After this general history and overview, we are still left with the same problem in the energy sector as well as in many other sectors. The reality of the 1990s is that we do not want complex and bureaucratic solutions to the problem of over-regulation. We need to adopt a different philosophy. Our primary focus has to be to simplify and eliminate regulations wherever possible. For those that remain we need to share the administrative responsibility with other partners. While quality and service have to remain a primary objective, we expect there will have to be a significant shift in the degree and type of interaction between the federal and provincial governments that create these regulations, regulatory boards that oversee them, and the industry that must comply with them and in some instances be burdened by them.
The best way to examine the effects regulations have on a company is to look at a specific example of what I have been talking about up to this point. The National Energy Board was faced this year with an application by Foothills Pipe Lines Limited to construct the Wild Horse pipeline, which is an interconnecting link within Alberta from the Nova System to the proposed Altamont pipeline at Wild Horse on the Montana border.

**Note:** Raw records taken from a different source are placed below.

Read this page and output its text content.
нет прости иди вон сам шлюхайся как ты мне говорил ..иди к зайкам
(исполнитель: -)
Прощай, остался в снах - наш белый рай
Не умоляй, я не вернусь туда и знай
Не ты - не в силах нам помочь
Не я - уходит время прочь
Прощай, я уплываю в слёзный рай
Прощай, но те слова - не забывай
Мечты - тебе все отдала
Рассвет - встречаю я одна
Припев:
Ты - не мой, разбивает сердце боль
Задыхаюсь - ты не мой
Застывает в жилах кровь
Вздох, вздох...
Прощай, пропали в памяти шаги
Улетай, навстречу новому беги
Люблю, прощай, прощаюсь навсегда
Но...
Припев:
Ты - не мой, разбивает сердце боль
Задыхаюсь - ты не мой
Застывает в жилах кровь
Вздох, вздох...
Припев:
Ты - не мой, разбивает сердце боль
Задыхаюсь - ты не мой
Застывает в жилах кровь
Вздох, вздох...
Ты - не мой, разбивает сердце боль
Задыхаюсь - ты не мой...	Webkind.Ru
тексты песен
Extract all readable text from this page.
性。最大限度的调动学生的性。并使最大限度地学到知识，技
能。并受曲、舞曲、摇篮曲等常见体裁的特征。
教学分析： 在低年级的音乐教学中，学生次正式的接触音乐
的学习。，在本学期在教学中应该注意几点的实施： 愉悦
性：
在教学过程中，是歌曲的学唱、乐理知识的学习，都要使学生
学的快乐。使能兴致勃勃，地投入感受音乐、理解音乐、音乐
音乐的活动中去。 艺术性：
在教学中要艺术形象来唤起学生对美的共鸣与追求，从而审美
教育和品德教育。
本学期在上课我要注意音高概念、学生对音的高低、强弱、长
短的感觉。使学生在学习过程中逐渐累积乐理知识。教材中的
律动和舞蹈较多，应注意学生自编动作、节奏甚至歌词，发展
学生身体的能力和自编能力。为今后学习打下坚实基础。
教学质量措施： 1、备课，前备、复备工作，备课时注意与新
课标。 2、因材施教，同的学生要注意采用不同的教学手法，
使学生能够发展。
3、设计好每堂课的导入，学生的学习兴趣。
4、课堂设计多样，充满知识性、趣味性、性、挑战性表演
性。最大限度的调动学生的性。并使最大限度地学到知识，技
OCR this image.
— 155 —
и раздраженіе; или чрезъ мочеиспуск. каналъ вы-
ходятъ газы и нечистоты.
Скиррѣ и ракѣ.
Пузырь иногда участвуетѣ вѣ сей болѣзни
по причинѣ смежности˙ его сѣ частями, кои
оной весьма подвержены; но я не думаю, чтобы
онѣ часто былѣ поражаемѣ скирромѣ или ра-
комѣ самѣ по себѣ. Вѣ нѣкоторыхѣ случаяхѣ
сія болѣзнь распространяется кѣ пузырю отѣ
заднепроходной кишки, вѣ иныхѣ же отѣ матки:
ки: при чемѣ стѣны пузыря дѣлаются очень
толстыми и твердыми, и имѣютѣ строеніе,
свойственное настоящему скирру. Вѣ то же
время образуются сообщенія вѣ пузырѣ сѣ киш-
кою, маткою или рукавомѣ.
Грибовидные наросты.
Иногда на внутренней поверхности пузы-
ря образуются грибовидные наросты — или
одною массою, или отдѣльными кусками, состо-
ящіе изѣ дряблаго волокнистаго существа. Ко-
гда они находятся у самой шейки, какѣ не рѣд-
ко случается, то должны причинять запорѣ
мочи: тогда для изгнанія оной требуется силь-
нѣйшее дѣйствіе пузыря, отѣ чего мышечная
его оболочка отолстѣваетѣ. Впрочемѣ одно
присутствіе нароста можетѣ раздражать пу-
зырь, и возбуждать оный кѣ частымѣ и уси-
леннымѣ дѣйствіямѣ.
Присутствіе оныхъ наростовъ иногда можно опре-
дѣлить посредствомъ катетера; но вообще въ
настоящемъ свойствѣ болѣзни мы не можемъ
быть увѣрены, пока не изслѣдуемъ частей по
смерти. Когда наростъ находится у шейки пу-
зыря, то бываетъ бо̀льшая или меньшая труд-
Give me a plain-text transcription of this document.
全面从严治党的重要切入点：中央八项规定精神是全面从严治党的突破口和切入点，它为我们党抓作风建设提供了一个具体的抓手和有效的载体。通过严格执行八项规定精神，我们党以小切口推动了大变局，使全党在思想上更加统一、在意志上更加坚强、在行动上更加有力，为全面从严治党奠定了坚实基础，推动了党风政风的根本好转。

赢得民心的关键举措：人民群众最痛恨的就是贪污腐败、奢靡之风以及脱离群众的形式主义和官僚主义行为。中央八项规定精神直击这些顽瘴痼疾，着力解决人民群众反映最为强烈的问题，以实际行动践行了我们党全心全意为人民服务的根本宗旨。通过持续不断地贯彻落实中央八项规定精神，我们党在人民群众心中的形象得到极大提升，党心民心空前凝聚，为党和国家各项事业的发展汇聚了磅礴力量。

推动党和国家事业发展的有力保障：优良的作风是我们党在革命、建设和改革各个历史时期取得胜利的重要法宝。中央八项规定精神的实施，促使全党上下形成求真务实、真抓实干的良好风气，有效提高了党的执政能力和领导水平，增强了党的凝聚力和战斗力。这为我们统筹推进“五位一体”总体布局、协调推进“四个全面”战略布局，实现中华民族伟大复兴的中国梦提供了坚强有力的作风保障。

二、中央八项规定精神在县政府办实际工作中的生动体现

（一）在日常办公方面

The nature of the application and Foothills' approach to the National Energy Board raises fundamental questions with respect to the approval process for future pipeline facility expansion. Foothills' application stretched the limits of conventional National Energy Board facilities approval requirements in several important areas.
Under established approval procedures, a pipeline applicant must demonstrate that the facilities are needed, that there is a reasonable expectation they will be used for a significant portion of their useful life, and that tolls will be paid. The requirements are manifested in the demonstration of five aspects of supporting evidence: adequate supply in Canada to maintain incremental deliveries over time; a market assessment of sustainable demand for incremental gas volume; firm shipper contractual commitments for the new capacity for an extended term; specific contract market commitments to purchase the incremental gas; and specific dedicated supply to service these market commitments. The last two have been subject to some relaxation in other recent applications as long as a binding, firm shipper contract for the new capacity was in place. Where the application represents an expansion to existing facilities, rolled in tolling treatment has almost universally applied.
That is what Foothills was facing in the regulatory process in getting approval for this rather insignificant pipeline extension. What Foothills was seeking was pre-approval and certification to build facilities without demonstrable market support. As an alternative to outright approval, Foothills indicated that it would accept a conditional certificate that would require some further demonstration of shipper contractual commitments prior to construction.
As time is short, I will not go into more detail on that specific proposal. The point is that when the gas market was hot and Foothills wanted to build the extension on the pipeline to service that market the regulatory procedure was so complex and cumbersome that the market in reality was dried up before the regulatory approval system could be put into effect.
Therefore, in effect what we are talking about today is the streamlining of this regulatory process.